I’ve been sort of scrambling to catch up here…
As for now, times are a little rough at our house right now, but not the kind of rough that I am used to, and that may be a good thing. It’s hard on me but at I am pretty stable emotionally, so that is a major plus. Brad is really struggling with his back right now. Sometimes it is better and other times it aches more. His love/hate relationship with the pain pills is one we could all do without and it’s really straining our relationship. I don’t have a lot of posts about sex, spanking, ttwd, or just us lately because…well, there is not much of an us right now. I’m not mad, or sad really, mostly very very concerned. When will this ever end or will this ever end? I cannot live like this forever. He cannot live like this forever. We had a good talk about it tonight, we’ll see if it makes a difference. I hope that I can help him in some way.
Anyway, in the meantime, I am still working on me. If you recall I started a project of coming up with some personal commandments, or my personal mission statement (list). I felt that it was fundamentally important for number one to be “Be Ally”, and that was where the journaling came in, to find out more about who Ally really is.
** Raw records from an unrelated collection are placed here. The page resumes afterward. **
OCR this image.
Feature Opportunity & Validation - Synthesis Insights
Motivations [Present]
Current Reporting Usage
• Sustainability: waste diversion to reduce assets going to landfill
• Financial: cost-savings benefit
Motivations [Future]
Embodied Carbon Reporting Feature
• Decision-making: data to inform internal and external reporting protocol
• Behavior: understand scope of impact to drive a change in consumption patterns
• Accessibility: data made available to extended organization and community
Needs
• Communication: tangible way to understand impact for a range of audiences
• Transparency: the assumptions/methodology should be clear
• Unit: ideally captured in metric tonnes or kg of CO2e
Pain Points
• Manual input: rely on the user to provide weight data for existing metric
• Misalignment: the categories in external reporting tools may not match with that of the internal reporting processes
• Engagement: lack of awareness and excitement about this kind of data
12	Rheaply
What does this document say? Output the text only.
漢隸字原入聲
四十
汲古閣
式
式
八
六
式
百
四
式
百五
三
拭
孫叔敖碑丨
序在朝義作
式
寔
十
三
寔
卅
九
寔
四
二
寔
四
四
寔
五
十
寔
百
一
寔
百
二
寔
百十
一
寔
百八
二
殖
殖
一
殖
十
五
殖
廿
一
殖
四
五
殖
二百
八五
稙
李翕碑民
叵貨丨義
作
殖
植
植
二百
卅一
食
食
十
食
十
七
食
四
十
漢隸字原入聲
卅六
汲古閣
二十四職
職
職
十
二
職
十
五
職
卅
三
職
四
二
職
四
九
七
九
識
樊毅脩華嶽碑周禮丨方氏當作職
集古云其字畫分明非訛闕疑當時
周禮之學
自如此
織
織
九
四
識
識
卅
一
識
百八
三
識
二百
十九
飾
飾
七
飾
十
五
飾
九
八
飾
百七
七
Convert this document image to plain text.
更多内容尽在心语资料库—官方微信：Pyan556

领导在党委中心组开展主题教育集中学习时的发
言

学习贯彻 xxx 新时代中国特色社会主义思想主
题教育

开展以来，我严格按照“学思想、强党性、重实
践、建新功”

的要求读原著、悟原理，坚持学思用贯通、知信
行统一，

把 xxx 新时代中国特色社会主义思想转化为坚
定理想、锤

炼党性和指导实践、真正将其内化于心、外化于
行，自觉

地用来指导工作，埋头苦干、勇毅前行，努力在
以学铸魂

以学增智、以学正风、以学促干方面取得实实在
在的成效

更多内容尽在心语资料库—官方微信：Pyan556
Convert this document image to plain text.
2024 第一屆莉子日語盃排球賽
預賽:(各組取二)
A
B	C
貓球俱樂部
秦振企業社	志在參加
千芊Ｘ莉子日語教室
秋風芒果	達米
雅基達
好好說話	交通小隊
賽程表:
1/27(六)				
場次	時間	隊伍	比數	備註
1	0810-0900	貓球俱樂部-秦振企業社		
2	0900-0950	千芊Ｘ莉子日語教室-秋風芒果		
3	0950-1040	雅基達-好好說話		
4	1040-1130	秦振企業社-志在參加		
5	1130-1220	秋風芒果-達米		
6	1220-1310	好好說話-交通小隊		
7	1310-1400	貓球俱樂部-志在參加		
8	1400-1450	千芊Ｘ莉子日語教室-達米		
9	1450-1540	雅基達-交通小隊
So, I’ve been working on that, mildly enjoying that, but while that is going on I am finding more that I want to add to the list.
#2. Make it count
Make what count? Everything. I could also have said “live in the moment”, “make good use of my time”, “be present, aware, mindful”, “learn from my experiences, other people, myself”. “Make it count” just seems all encompassing but very clear at the same time. So that’s my job…and it’s a tall order. I am certain that having a blog makes this job easier though. All of you that have blogs probably experience or have experienced the same thing that I do. I am always analyzing everything, looking for blog topics, writing posts in my head for later even though I know most of them will never make it to the screen. It’s great and I like to think that way, so the blogging is helpful with awareness.
The big thing though is I don’t want to feel like I am wasting my time. I don’t want to look back in ten years and realize that I didn’t use the time I had to learn and grow, to connect with people, to live. I don’t want to wonder where the time went. I want to spend my time not just doing things right, but doing the right things. Hmm… I hope I can figure that out. This is hard, and I struggle with perseverance… and I’ll leave it at that because that’s the topic for #3.
*BTW, if you have my blog in your google reader you may see an old post come up as new. I think it was just my very first post that did that… I was changing the font color bc the old color didn’t work with the new blog look and when I updated it, well… you get the idea. Hopefully, it will only happen with that one post but I updated quite a few.